Gunnar Sandin is professor in Theoretical and Applied Aesthetics at the Department of Architecture and Built Environment, Lund University. His research includes visual culture studies of architecture and urban development based in the semiotics of place, land use and planning.
The presentation consists of an analysis of expected and unexpected actors in the planning and construction of a city district, built around the establishment of neutron and x-ray physics facilities. The symbolic and pragmatic weave of action is here shown to be the “vision” and “agency” forming a semiotics of city growth.
James Jakób Liszka is Senior Scholar at the Institute for Ethics in Public Life at the State University of New York, Plattsburgh. He is the author of A General Introduction to the Semeiotic of Charles S. Peirce, as well as other books and articles on Peirce and semiotics.

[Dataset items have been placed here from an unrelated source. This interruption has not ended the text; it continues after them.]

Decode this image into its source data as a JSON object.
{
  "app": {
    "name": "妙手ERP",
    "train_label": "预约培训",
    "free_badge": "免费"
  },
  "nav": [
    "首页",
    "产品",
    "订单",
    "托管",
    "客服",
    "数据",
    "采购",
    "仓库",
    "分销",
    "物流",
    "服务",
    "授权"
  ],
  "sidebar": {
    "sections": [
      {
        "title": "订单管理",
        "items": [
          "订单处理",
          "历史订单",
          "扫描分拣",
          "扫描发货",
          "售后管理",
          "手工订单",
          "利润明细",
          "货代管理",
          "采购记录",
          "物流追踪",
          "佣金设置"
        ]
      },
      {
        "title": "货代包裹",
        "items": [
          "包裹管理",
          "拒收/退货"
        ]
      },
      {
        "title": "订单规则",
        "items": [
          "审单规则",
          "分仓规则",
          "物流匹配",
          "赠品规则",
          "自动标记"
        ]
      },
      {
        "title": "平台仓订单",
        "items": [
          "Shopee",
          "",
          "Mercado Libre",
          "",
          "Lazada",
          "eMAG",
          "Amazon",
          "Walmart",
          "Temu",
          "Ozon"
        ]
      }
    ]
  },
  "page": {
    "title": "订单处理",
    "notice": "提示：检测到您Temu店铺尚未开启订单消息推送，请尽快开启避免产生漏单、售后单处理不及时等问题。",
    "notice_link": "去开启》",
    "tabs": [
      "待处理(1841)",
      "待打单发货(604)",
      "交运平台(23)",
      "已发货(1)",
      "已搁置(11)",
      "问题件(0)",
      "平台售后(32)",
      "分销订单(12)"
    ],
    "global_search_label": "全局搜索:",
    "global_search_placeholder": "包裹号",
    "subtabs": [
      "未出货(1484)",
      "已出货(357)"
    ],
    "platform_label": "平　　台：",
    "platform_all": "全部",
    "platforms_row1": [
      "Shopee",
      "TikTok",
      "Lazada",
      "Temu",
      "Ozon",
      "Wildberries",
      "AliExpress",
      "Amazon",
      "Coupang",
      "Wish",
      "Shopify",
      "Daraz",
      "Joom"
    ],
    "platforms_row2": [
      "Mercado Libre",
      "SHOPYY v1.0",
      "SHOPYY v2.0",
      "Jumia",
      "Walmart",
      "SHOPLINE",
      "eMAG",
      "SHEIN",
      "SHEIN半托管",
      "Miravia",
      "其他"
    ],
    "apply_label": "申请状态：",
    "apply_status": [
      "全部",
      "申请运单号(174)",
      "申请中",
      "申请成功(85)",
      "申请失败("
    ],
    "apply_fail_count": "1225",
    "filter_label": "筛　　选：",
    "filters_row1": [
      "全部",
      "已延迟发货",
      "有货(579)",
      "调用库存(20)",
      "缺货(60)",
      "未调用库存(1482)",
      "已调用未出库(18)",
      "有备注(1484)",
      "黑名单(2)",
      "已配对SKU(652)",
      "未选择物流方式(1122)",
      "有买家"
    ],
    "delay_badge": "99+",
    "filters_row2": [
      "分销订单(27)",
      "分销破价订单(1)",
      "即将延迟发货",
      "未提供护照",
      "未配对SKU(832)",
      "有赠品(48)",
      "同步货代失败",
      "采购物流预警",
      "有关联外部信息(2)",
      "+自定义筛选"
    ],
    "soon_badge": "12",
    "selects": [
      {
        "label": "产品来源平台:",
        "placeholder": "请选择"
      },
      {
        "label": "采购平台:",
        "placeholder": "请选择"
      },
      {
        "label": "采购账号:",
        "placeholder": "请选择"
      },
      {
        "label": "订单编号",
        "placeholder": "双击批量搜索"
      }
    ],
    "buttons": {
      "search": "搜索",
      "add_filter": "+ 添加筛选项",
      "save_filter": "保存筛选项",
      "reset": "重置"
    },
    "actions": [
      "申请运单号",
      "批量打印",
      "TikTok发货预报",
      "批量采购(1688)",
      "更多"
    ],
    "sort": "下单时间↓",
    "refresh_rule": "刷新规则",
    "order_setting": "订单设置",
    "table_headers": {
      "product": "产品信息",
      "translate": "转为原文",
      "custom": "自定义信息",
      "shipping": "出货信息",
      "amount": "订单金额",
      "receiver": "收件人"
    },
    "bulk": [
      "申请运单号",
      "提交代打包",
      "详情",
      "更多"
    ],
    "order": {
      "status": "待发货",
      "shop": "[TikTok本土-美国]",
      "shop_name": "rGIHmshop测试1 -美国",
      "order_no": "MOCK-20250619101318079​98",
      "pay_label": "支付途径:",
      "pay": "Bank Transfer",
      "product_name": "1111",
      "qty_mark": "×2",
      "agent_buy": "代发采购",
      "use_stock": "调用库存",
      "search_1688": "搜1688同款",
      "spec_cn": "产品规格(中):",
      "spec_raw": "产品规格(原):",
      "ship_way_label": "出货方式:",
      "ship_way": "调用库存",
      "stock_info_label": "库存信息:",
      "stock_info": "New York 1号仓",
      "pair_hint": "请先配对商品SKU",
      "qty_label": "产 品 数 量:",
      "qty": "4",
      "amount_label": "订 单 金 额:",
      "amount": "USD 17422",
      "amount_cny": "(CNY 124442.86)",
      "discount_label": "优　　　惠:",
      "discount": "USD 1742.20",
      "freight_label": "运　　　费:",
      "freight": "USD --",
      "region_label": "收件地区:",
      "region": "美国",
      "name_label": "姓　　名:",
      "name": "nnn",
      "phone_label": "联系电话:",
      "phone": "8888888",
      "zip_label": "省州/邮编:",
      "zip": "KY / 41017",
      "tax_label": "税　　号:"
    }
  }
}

Peirce developed a strikingly new vision for aesthetics. He saw it, in the words of Schiller, as a study of “living shapes,” a matter of good design. The latter involved not only the fit between form and function, but also the determination of the goodness of functions and ends. For Peirce, the highest end of good design is improvement, working from the problems of existing designs toward betterment. All other ends should be conducive to this higher one. Peirce thought good design applied widely to artifacts, practices, institutions and living environments.
Anne Beyaert-Geslin is a professor at Bordeaux Montaigne University, Director of the Master's degree in Semiotics and Communication and president of the French Association of Semiotics (AFS).